Amato: ‘A Roadmap to Poverty’
CWAG’s Amato said that Ryan’s desire to slash the program has been supported by Gov. Scott Walker and DHS Secretary Dennis Smith. In 2011, Walker and Smith attempted to place a cap on Wisconsin’s Medicaid-funded Family Care program, which provides support for seniors and the disabled living at home. Their plan to cap enrollment was foiled only because the public—and U.S. Health Secretary Kathleen Sebelius—prevented it from happening. Later, Walker took credit for lifting the enrollment cap without admitting that Sebelius wouldn’t allow him to slash the program.
Amato said the ultimate result of Ryan’s Medicaid plans would be to reduce the independence of the most medically vulnerable individuals, who are unable to earn or save enough money for their health care, and place more stress on their families.

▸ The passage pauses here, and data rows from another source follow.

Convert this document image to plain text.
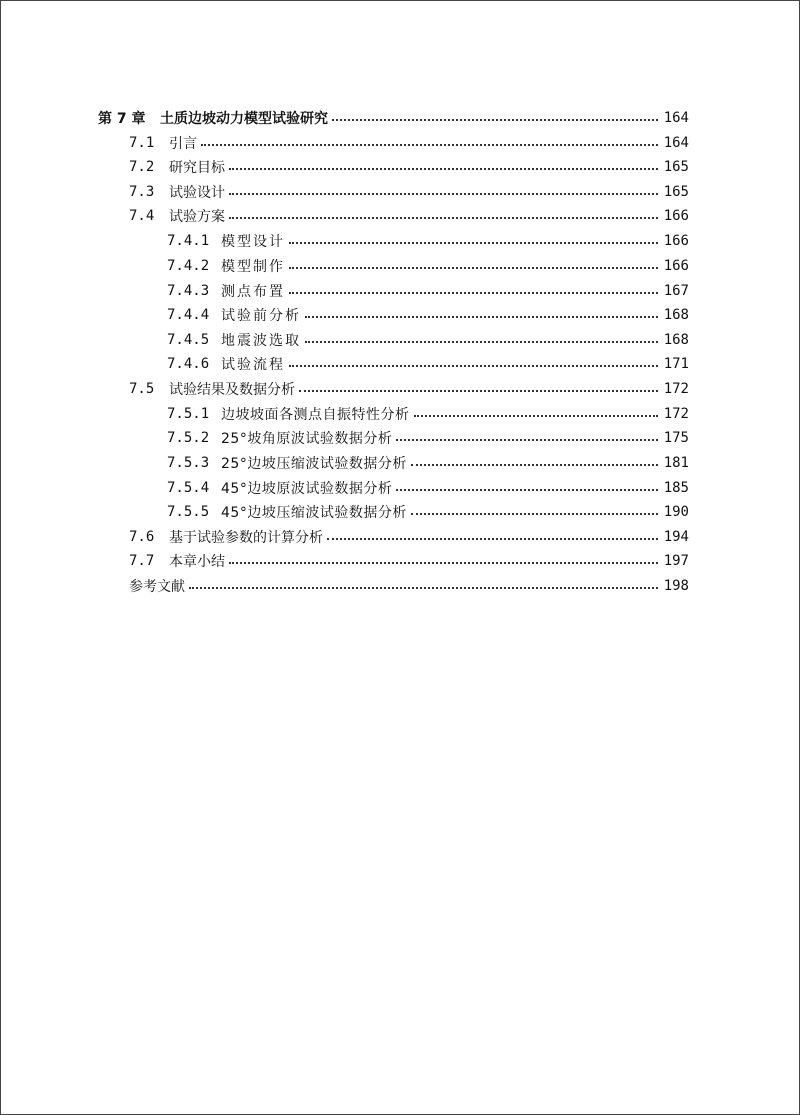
第 7 章	土质边坡动力模型试验研究	164
7.1	引言	164
7.2	研究目标	165
7.3	试验设计	165
7.4	试验方案	166
7.4.1 模型设计	166
7.4.2 模型制作	166
7.4.3 测点布置	167
7.4.4 试验前分析	168
7.4.5 地震波选取	168
7.4.6 试验流程	171
7.5	试验结果及数据分析	172
7.5.1 边坡坡面各测点自振特性分析	172
7.5.2 25°坡角原波试验数据分析	175
7.5.3 25°边坡压缩波试验数据分析	181
7.5.4 45°边坡原波试验数据分析	185
7.5.5 45°边坡压缩波试验数据分析	190
7.6	基于试验参数的计算分析	194
7.7	本章小结	197
参考文献	198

“This fits the [Republican] health care model of ‘individual responsibility’ and that health care should be market-driven,” Amato said. “If that happens, people will be taking in their parents. They’ll be taking in their kids. This is not a ‘roadmap to prosperity.’ This is a roadmap to poverty for seniors and anyone who is currently on Medicaid.”
A DHS spokeswoman did not respond to the Shepherd's request to comment for this article.